Ali al-Dabbagh, Spokesperson for the Government of Iraq, in an Oct. 11, 2006 USA Today newspaper article titled "Study Estimates 600,000 Iraqis Dead by Violence," stated:

"[The report] exceeds the reality in an unreasonable way, [and it] gives inflated numbers in a way that violates all rules of research and the precision required of research institutions... These numbers are far from the truth."


Oct. 11, 2006 - Ali al-Dabbagh 



Iraq Body Count, in an Oct. 16, 2006 press release titled "Reality Checks: Some Responses to the Latest Lancet Estimates," concluded:

"Our view is that there is considerable cause for scepticism regarding the estimates in the latest study, not least because of a very different conclusion reached by another random household survey, the United Nations 'Iraq Living Conditions Survey' (ILCS), using a comparable method but a considerably better-distributed and much larger sample. This latter study gave a much lower estimate for violent deaths up until April 2004, despite that period being associated with the smallest number of observed deaths in the latest Lancet study.

Additionally, claims that the two Lancet studies confirm each other's estimates are overstated. Both the violent and non-violent post-invasion death estimates are actually quite different in the two studies. What emerges most clearly from this study is that a multi-methodological approach and much better resourced work is required. Substantially more deaths have occurred than have been recorded so far, but their number still remains highly uncertain."

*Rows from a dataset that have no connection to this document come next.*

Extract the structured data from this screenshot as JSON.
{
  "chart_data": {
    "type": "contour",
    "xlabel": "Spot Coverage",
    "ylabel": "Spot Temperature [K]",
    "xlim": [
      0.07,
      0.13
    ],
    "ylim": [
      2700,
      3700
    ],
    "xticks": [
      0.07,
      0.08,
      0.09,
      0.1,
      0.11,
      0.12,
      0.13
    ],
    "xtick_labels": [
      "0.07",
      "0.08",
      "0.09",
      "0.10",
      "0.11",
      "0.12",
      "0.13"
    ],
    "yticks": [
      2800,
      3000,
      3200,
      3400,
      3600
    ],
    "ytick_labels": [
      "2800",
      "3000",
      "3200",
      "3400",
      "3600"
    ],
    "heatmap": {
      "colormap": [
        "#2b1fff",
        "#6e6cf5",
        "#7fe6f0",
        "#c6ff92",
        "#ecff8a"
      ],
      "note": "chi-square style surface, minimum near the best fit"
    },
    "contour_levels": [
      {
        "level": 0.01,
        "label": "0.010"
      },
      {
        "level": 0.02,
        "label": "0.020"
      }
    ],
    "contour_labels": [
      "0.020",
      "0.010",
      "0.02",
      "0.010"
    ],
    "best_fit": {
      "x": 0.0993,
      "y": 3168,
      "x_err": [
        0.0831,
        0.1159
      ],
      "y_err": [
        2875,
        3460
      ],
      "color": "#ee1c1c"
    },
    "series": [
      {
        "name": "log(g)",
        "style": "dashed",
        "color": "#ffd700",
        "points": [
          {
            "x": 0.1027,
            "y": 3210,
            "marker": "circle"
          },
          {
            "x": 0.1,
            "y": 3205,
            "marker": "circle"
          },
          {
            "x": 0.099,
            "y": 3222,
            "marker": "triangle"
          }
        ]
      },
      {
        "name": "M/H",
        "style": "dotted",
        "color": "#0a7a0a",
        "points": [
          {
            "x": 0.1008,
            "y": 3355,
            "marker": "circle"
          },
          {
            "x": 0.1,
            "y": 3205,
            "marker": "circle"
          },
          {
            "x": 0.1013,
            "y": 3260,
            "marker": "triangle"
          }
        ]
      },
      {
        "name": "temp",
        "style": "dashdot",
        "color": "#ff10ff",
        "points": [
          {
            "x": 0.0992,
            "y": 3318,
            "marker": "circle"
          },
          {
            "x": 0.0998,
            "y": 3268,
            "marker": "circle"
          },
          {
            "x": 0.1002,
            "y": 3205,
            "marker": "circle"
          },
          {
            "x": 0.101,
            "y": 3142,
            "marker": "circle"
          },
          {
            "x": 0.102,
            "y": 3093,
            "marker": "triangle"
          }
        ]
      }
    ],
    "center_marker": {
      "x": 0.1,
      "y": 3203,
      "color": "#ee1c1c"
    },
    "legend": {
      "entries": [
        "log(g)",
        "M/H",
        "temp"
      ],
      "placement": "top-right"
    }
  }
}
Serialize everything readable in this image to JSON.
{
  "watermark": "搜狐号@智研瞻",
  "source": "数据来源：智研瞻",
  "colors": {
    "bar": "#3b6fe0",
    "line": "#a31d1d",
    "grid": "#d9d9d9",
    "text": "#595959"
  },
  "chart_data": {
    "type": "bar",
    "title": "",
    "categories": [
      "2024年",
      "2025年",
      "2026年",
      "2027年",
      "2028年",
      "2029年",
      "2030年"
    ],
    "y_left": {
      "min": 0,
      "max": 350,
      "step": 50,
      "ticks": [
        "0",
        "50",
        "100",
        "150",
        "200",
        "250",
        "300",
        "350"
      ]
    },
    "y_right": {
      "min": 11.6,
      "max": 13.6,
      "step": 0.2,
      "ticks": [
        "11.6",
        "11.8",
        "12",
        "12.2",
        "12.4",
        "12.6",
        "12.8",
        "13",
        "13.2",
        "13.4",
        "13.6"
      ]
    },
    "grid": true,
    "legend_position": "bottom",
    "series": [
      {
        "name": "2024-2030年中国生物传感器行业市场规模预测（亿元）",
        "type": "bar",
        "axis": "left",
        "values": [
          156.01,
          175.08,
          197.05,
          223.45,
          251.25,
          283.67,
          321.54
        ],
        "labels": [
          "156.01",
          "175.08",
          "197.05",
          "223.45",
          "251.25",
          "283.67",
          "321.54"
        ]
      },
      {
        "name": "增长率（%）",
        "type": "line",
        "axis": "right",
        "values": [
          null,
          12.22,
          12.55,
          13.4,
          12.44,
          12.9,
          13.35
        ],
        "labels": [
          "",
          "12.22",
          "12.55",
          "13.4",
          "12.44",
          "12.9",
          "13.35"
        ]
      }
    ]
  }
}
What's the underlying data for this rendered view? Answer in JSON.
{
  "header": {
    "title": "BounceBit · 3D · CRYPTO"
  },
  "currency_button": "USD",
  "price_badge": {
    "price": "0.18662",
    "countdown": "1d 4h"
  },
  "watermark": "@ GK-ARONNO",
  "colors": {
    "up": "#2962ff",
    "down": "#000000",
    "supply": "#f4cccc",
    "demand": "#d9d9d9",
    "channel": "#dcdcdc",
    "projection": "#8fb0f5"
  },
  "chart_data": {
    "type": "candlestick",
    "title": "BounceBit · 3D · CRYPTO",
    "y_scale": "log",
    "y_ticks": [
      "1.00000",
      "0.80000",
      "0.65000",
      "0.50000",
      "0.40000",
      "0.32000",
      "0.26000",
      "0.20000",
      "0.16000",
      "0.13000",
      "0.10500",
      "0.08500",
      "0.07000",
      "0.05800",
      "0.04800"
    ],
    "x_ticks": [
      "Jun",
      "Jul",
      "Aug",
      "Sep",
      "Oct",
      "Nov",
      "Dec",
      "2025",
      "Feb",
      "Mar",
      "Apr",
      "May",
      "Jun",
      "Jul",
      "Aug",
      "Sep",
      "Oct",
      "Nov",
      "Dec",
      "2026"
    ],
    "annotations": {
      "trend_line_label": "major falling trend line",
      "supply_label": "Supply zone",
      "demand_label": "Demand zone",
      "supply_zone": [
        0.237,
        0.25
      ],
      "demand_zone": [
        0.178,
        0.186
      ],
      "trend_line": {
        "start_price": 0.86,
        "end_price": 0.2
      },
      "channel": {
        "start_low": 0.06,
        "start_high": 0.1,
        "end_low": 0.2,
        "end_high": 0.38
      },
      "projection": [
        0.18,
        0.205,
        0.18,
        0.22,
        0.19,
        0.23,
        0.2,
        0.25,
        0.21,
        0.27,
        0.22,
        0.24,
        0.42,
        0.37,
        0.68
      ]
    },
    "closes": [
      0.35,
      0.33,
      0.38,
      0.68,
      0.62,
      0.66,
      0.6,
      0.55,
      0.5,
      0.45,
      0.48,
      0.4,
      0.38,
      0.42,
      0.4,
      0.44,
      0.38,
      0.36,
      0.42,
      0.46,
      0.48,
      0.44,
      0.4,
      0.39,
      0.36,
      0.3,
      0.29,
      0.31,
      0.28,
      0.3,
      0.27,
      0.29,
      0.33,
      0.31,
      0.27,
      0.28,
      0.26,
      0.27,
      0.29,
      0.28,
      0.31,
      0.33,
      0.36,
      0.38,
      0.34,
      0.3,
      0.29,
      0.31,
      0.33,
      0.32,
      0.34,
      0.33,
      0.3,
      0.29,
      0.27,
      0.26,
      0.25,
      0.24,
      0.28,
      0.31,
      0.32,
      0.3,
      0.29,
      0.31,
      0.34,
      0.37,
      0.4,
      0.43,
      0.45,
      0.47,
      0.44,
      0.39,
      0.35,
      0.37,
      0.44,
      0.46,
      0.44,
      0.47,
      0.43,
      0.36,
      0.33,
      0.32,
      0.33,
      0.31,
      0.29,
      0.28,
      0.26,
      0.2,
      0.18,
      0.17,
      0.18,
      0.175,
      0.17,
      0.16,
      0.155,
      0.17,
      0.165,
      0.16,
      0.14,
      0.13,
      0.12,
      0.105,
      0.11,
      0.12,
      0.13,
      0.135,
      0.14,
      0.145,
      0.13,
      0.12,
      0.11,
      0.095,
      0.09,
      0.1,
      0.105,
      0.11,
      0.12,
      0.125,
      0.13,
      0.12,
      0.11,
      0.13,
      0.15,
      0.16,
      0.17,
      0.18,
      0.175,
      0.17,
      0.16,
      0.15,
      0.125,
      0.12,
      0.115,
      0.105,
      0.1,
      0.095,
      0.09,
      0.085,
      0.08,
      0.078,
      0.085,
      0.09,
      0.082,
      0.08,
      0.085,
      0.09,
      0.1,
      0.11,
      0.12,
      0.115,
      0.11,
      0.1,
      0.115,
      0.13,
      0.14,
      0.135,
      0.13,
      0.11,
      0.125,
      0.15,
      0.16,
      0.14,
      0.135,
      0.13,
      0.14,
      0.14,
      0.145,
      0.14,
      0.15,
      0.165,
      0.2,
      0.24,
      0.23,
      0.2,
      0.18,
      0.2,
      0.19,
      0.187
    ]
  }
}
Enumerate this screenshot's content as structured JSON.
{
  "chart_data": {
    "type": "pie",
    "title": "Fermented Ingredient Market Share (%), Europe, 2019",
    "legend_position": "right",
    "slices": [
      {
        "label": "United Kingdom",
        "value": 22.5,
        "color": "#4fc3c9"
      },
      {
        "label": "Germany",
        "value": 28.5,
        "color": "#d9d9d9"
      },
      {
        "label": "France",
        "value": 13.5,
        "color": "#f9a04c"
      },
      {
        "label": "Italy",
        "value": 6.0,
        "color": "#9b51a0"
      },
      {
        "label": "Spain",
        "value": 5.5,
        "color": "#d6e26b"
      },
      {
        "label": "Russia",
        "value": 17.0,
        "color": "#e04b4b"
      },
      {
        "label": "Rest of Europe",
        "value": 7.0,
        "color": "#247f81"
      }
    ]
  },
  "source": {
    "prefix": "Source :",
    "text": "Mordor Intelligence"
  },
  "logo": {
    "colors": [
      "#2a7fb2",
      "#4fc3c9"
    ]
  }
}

Oct. 16, 2006 - Iraq Body Count 



Borzou Daragahi, Los Angeles Times Middle Eastern Bureau Staff Writer, stated in an Oct. 11, 2006 PBS radio interview titled "Study Finds Iraq Death Toll Higher Than Previous Estimates":

"Well, we think -- the Los Angeles Times thinks these numbers are too large, depending on the extensive research we've done. Earlier this year, around June, the report was published at least in June, but the reporting was done over weeks earlier. We went to morgues, cemeteries, hospitals, health officials, and we gathered as many statistics as we could on the actual dead bodies, and the number we came up with around June was about at least 50,000.

And that kind of jibed with some of the news reports that were out there, the accumulation of news reports, in terms of the numbers killed. The U.N. says that there's about 3,000 a month being killed; that also fits in with our numbers and with morgue numbers. This number of 600,000 or more killed since the beginning of the war, it's way off our charts."

Oct. 11, 2006 - Los Angeles Times 
Borzou Daragahi 



Stephen Moore, MA, Senior Fellow at the Cato Institute, in an Oct. 18, 2006 Wall Street Journal Op-Ed article titled "655,000 War Dead?" wrote:

"After doing survey research in Iraq for nearly two years, I was surprised to read that a study by a group from Johns Hopkins University claims that 655,000 Iraqis have died as a result of the war. Don't get me wrong, there have been far too many deaths in Iraq by anyone's measure; some of them have been friends of mine. But the Johns Hopkins tally is wildly at odds with any numbers I have seen in that country. Survey results frequently have a margin of error of plus or minus 3% or 5%--not 1200%... It is highly unlikely the Johns Hopkins survey is representative of the population in Iraq."